Plusieurs participants ont proposé des modifications réglementaires au système de délivrance des permis et ont mis l’accent sur la nécessité de remédier aux retards administratifs. Ils voudraient qu’on mette l’accent sur le développement des pêches et sur une plus grande souplesse de la réglementation, tant en ce qui concerne l’accès aux nouvelles espèces que l’ajustement des saisons de pêche. Les modifications devraient comprendre des mesures concrètes pour encourager des pêches multi-espèces et plus diversifiées, avec de petites quantités qui seraient prises en même temps pour une seule espèce. Plusieurs ont mentionné l’importance de la diversification du portefeuille et de la gestion des prises accessoires pour l’avenir. Ils indiquent qu’ils devraient être en mesure de conserver et d’évaluer les prises accessoires, comme c’est le cas dans certains autres pays. Des changements seraient nécessaires pour au contenu des permis et d’adapter les permis (p. ex. permis qui sont délivrés par espèces), afin de permettre la pêche simultanée et concurrente de plusieurs espèces.
Les participants ont aussi suggéré que le MPO devrait considérer la possibilité de mettre en œuvre un modèle de pêche où toutes les prises doivent être conservées et déclarées. Ce modèle pourrait permettre la commercialisation et l’utilisation de sous-produits provenant d’une diversité d’espèces. Le souhait de mettre en place des quotas de pêche pour toutes les espèces débarquées a également été mentionné. Les participants ont noté que la biodiversité d’un écosystème est essentielle à la résilience des collectivités et que ces dernières doivent être considérées dans l’examen de ces approches. Il y a aussi un désir d’explorer des voies qui facilitent la diversification et réduisent les pêches industrielles et les pêcheries monospéficique.
Les participants veulent également que l’on réfléchisse à la valeur des permis ou à la façon d’assurer une pension aux pêcheurs qui n’en ont pas, selon la valeur du permis. Il a également été suggéré d’explorer d’autres structures de pêche afin de maintenir les revenus de la pêche dans la collectivité. À titre d’exemple, les participants ont suggéré d’envisager un modèle collectif plurispécifique où les permis pourraient être loués à des flottes en difficulté ou à la prochaine génération pour les aider à démarrer. De plus, certains participants ont exprimé des préoccupations concernant le processus de cession volontaire visant à faire avancer la réconciliation. Ils ont noté que ce processus a une incidence sur la valeur des permis de certains groupes et ne permet pas au jeune successeur indépendant de racheter ces permis comparativement à certains groupes qui sont dans une situation financière plus favorable. Les participants ont proposé la nationalisation des permis, ce qui équivaut à un système de retour des permis au MPO pour les générations futures et les nouveaux venus.

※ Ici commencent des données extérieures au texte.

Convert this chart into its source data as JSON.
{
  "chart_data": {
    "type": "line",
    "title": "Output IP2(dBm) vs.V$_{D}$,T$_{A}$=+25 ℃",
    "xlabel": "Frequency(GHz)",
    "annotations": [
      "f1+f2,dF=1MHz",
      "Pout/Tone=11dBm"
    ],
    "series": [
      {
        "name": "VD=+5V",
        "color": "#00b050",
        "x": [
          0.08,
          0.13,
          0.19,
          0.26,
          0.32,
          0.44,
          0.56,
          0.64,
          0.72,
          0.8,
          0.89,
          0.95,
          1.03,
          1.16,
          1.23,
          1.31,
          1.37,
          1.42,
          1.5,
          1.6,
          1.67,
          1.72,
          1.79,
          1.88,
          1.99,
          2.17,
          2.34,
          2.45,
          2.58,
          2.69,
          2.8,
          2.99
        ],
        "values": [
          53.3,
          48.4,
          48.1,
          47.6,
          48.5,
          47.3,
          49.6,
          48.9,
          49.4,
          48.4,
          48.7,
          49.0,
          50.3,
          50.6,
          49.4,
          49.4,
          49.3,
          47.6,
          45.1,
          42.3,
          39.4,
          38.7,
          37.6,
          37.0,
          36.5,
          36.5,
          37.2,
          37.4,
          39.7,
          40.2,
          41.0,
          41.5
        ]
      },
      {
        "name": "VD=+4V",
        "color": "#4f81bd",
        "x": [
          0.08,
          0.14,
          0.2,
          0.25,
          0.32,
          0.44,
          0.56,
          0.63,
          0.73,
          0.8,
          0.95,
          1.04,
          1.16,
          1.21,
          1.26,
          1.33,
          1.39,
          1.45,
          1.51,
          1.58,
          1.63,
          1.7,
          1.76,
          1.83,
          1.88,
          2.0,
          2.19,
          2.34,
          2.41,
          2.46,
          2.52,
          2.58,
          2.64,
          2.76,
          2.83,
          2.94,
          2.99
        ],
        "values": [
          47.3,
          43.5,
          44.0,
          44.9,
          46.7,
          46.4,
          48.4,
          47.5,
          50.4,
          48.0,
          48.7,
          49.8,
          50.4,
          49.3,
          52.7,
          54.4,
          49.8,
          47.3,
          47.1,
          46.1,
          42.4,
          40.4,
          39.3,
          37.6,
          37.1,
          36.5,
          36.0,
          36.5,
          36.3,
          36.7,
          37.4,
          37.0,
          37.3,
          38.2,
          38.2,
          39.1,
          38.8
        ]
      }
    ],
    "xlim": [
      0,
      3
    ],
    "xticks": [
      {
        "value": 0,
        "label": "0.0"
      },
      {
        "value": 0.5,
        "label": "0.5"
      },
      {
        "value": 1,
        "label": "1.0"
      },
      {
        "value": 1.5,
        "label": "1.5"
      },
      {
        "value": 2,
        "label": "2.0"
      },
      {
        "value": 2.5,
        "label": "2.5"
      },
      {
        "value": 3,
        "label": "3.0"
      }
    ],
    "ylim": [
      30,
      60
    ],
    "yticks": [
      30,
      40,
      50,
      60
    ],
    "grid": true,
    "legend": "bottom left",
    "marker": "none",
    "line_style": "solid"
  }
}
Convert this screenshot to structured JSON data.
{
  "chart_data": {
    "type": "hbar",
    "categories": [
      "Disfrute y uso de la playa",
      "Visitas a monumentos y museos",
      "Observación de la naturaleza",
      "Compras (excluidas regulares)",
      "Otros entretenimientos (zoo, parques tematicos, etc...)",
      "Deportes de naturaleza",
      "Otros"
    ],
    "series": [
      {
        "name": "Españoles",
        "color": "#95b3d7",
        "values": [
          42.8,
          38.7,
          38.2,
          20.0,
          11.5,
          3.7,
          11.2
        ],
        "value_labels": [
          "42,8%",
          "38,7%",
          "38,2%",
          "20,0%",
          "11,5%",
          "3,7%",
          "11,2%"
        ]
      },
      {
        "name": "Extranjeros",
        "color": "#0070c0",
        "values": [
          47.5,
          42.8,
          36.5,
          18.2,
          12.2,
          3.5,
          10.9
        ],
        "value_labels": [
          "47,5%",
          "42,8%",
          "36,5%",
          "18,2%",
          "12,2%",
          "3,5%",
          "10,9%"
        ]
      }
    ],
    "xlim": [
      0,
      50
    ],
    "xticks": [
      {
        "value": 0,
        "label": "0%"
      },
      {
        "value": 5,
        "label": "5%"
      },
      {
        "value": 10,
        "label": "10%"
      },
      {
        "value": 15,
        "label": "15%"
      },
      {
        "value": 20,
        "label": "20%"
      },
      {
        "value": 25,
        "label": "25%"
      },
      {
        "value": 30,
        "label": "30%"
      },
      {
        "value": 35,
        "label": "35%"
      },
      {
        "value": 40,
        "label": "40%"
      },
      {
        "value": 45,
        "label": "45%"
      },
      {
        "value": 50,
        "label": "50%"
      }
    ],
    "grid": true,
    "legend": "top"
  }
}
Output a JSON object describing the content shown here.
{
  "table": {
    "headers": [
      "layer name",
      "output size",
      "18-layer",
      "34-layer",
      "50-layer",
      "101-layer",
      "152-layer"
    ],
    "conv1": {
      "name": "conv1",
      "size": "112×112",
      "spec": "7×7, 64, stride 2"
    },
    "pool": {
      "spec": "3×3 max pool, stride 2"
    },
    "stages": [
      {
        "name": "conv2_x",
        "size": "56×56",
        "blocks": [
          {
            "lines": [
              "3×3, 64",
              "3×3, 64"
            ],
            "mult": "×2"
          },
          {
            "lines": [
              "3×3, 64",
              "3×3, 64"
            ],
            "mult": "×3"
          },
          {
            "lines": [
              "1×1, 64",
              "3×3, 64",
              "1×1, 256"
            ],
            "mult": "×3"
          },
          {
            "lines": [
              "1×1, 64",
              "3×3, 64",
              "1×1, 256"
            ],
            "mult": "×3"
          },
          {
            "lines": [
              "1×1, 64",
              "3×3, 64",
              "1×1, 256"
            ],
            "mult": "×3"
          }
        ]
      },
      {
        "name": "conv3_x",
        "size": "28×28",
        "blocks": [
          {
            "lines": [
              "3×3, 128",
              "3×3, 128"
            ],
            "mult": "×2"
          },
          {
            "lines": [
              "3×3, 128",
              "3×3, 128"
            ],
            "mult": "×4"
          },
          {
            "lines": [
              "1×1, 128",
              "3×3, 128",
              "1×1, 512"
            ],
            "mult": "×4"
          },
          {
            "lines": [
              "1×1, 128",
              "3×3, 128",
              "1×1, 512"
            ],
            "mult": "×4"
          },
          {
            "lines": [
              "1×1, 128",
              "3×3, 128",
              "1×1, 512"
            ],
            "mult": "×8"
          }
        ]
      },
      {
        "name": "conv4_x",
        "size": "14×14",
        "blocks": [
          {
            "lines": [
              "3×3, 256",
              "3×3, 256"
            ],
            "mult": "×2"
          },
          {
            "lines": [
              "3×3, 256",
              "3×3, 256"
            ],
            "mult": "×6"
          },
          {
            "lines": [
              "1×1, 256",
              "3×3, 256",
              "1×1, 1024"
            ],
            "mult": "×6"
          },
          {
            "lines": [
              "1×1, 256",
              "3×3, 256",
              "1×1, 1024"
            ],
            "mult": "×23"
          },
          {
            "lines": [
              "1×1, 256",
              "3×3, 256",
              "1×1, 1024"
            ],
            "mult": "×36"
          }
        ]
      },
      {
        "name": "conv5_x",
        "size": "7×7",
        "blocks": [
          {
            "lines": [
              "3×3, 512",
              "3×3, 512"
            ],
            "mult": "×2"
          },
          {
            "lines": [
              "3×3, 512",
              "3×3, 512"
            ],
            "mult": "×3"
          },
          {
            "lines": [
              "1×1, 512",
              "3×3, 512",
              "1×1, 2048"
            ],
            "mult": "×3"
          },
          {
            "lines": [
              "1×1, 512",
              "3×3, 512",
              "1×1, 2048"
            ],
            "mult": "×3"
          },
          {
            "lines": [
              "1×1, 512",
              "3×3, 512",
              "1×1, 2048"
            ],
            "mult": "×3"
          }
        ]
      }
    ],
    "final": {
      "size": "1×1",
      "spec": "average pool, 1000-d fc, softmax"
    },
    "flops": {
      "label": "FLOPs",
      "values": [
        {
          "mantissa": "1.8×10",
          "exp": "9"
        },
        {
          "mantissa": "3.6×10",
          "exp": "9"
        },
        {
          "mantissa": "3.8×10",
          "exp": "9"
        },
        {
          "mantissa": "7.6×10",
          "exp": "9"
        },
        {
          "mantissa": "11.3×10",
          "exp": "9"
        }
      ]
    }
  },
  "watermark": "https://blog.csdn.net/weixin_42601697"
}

Certains participants ont suggéré que les permis soient rationalisés et rachetés afin de réduire le nombre de pêcheurs dans l’avenir, étant donné qu’il n’y a pas suffisamment de ressources pour soutenir tout le monde. Cependant, d’autres ont plutôt proposé de travailler encore plus ensemble pour distribuer la ressource à tous les pêcheurs, afin de garder le même nombre de pêcheurs dans les collectivités.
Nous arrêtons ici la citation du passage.